Part One considered the “before” of end-of-life care (and once again, Bill Keller’s piece is recommended reading: check it here), and this excerpt (from Keller, then me) deals with the “during”, and the unanticipated, if revealing way many doctors handle things when they are the ones getting the grim diagnosis.
Terminal illness –and how best to process it– is not remotely an easy to discuss, describe or resolve dilemma. The primary issue, it seems to me, boils down to awareness (which, come to think of it, applies to virtually every situation): it might be easy to blame the doctors or the system, or even the families, but we are currently ill-equipped to have open, honest discussions about treatment options vs. realistic scenarios, and in America especially, our one-two punch of denial and deference to authority leads to many well-intended instances where pain and suffering is prolonged in the name of hope. Keller’s article indicates we can learn a lot from our brethren across the pond, where humane and mature solutions are not met with hysterical screams of ‘death panels’ and the like…
But the hospital that treated him offers a protocol called the Liverpool Care Pathway for the Dying Patient, which was conceived in the 90s at a Liverpool cancer facility as a more humane alternative to the frantic end-of-life assault of desperate measures. “The Hippocratic oath just drives clinicians toward constantly treating the patient, right until the moment they die,” said Sir Thomas Hughes-Hallett, who was until recently the chief executive of the center where the protocol was designed. English doctors, he said, tell a joke about this imperative: “Why in Ireland do they put screws in coffins? To keep the doctors out.”
The Liverpool Pathway brings many of the practices of hospice care into a hospital setting, where it can reach many more patients approaching death. “It’s not about hastening death,” Sir Thomas told me. “It’s about recognizing that someone is dying, and giving them choices. Do you want an oxygen mask over your face? Or would you like to kiss your wife?”
Anthony Gilbey’s doctors concluded that it was pointless to prolong a life that was very near the end, and that had been increasingly consumed by pain, immobility, incontinence, depression and creeping dementia. The patient and his family concurred.

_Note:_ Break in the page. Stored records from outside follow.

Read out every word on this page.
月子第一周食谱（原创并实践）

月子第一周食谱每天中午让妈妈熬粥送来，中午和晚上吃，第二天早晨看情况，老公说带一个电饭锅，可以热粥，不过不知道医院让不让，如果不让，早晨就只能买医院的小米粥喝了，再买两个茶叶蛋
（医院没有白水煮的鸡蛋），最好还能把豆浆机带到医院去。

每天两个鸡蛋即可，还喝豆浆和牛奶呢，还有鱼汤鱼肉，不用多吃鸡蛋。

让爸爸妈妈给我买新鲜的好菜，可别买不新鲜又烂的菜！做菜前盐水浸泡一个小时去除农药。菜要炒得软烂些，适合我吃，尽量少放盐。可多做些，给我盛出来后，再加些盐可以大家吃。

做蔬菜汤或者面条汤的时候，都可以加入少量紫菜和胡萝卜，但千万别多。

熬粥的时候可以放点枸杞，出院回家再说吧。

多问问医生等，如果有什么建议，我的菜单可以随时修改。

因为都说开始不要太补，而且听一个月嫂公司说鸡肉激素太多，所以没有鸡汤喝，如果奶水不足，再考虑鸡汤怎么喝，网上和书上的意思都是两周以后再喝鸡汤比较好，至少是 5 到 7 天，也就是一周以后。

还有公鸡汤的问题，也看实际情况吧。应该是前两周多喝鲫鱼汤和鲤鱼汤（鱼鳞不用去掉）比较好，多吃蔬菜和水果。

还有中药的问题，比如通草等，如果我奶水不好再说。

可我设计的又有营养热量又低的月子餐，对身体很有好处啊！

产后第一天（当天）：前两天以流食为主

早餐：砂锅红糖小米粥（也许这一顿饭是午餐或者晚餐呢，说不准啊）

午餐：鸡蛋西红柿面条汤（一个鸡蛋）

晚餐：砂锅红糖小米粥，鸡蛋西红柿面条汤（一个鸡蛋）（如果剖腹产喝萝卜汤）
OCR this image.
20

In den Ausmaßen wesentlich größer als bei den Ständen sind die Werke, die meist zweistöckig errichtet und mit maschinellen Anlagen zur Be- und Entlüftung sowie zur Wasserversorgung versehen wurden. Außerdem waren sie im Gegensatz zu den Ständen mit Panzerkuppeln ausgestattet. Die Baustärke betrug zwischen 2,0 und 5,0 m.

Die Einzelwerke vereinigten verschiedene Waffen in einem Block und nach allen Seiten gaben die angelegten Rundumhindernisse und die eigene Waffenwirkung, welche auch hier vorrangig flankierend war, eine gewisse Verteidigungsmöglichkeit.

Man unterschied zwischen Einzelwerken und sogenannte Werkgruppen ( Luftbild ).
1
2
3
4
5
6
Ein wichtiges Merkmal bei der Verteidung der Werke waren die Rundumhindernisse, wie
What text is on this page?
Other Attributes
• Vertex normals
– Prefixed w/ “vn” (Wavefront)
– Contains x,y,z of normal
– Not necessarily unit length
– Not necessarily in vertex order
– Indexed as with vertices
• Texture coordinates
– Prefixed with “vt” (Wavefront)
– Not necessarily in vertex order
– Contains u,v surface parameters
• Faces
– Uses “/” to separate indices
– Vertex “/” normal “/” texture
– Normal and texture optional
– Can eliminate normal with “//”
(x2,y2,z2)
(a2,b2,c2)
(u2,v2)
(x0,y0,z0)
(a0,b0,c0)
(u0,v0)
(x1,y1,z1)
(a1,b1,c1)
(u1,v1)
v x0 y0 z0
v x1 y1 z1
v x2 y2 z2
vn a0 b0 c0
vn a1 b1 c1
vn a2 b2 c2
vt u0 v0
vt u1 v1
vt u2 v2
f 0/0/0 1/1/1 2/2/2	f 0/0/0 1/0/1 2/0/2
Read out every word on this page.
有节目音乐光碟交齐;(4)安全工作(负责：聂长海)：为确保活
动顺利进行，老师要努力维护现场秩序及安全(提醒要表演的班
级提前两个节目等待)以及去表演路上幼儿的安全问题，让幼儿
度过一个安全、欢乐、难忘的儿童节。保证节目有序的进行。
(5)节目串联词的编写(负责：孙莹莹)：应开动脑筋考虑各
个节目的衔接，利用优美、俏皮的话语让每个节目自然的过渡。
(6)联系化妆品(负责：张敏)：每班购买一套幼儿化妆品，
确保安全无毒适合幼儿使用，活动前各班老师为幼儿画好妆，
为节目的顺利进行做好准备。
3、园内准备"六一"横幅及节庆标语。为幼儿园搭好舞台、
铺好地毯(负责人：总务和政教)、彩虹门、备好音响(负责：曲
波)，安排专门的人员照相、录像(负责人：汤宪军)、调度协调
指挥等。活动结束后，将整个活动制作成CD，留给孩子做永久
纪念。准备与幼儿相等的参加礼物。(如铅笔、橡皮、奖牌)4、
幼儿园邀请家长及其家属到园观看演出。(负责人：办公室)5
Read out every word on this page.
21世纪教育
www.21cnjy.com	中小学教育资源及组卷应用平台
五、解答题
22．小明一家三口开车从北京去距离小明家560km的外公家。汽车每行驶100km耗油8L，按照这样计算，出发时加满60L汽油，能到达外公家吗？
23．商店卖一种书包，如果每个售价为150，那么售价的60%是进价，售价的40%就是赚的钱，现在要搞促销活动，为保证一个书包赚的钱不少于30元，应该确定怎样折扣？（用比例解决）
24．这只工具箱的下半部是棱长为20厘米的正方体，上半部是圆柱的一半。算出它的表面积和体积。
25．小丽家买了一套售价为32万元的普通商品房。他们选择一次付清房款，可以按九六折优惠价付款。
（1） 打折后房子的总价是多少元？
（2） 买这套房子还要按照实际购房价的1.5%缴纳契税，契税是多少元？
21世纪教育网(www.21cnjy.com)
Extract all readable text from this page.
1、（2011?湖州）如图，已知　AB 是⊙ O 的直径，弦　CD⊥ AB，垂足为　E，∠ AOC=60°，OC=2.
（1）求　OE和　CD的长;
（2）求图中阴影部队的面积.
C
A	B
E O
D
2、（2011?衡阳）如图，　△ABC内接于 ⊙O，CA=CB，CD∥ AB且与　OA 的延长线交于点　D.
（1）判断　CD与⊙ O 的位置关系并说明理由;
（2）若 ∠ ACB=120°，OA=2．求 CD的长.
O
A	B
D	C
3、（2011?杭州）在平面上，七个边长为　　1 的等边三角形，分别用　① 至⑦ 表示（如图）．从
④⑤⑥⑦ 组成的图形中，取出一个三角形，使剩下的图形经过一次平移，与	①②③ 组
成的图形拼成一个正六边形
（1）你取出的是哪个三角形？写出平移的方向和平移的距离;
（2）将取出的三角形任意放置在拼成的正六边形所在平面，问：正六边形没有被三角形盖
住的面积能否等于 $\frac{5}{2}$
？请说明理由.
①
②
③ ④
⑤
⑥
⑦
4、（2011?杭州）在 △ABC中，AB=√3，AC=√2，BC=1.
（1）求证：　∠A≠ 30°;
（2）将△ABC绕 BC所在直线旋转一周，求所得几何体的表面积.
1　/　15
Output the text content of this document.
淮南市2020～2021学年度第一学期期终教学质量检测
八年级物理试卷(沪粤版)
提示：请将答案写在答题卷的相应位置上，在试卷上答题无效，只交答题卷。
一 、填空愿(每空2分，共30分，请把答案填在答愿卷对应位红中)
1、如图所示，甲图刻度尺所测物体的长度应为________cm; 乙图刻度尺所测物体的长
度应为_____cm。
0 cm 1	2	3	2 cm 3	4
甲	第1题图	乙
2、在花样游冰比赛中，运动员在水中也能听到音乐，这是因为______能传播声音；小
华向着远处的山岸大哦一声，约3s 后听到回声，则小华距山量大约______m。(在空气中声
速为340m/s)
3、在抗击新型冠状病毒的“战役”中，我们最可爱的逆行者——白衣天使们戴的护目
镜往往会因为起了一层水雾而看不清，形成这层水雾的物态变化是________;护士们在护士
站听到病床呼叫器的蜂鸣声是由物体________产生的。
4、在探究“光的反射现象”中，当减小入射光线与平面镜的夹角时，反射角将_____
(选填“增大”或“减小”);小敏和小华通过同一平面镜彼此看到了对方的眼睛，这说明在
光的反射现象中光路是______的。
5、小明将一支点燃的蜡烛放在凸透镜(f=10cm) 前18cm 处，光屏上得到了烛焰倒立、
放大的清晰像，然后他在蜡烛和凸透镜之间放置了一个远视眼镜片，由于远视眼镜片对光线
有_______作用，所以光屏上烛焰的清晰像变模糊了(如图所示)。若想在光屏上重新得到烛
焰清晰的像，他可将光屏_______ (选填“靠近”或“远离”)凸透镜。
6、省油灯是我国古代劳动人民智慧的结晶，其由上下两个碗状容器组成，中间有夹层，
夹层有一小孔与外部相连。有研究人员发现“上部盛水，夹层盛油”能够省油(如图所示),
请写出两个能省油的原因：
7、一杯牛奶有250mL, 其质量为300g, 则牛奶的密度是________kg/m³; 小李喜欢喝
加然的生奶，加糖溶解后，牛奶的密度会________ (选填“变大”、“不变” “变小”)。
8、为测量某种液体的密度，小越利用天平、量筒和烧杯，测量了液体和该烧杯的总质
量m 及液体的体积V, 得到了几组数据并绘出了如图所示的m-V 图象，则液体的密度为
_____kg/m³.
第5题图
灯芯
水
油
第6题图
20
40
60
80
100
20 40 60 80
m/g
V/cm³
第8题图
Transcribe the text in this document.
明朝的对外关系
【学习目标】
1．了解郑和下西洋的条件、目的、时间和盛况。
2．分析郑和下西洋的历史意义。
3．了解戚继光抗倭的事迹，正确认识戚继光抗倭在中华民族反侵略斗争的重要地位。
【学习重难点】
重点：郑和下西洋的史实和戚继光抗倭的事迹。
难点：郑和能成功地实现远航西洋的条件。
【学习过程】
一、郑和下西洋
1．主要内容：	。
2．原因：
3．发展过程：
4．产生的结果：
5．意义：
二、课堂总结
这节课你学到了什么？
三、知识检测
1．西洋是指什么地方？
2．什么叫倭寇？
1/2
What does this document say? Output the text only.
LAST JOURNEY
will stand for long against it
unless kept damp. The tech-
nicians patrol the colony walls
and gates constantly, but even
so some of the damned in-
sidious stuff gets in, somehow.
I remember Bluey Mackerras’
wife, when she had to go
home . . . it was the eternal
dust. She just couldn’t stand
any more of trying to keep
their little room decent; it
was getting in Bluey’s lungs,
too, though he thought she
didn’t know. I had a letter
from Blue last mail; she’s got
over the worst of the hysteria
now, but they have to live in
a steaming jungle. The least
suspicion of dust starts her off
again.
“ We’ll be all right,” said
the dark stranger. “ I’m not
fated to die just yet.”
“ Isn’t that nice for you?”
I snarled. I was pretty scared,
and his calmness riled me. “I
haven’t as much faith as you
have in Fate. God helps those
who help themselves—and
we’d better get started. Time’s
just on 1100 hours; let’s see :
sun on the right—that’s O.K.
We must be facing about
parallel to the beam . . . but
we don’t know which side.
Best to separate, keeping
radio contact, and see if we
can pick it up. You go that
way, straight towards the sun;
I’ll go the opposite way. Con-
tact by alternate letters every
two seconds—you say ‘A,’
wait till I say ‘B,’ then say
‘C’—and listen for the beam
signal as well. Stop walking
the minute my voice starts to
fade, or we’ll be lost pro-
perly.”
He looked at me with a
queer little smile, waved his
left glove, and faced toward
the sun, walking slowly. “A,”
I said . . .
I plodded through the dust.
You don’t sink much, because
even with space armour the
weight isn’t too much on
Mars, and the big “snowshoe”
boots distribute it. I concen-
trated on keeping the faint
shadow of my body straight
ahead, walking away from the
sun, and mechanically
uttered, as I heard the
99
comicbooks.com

And so the hospital unplugged his insulin and antibiotics, disconnected his intravenous nourishment and hydration, leaving only a drip to keep pain and nausea at bay. The earlier bustle of oxygen masks and thermometers and blood-pressure sleeves and pulse-taking ceased. Nurses wheeled him away from the wheezing, beeping machinery of intensive care to a quiet room to await his move to “the other side.”
***
Doctors talking about death are not unlike priests describing the horrors of hell: there is the air of presumptive jurisdiction, but also an aloof conviction, almost pitying, that affirms it’s not a place (death, hell) they’ll ever find themselves. We cannot despise them for this: without these affectations that eventually become ingrained, they could not conceivably perform their functions. Their comportment suggests that they have seen many of the things we pray to avoid, and have become intimate with horrors we can hardly imagine. In order to acclimate, they must first fortify themselves.
Physician, heal thyself?
It is understandable that so many of us assume doctors, who have more of everything—knowledge, money, connections—are able to take care of each other in ways their patients cannot conceive. If this were indeed the case it would be comforting in a way. At least we would have irrefutable evidence that solutions do exist and we might look forward to one day employing them ourselves.
But the reality, if less polemical, is nevertheless enlightening. According to a growing field of first-hand testimonials, doctors do in fact tend to die differently, but not as a result of special or preferential treatment. The ultimate, paradoxical disparity lies in an intentional demurral of treatment. Less last-ditch cycles of chemotherapy or illusions of a few extra months—itself a proposition that begs the complicated question: does more time with more adversity (physical if not mental) seem in any way appealing?
This phenomenon, which could simply and accurately be described as acceptance, illustrates several things. The most revealing might be the consequence that doctors see enough avoidable anguish they are disinclined to die in denial when their own diagnoses stare back at them in black and white. Aware of how little can be done, and able to measure the difference between best intentions and bottom lines, some prepare accordingly. In the process, perhaps they are able to provide a measure of peace—and not the opposite—for themselves and their families.
*excerpted from a memoir entitled Please Talk About Me When I’m Gone.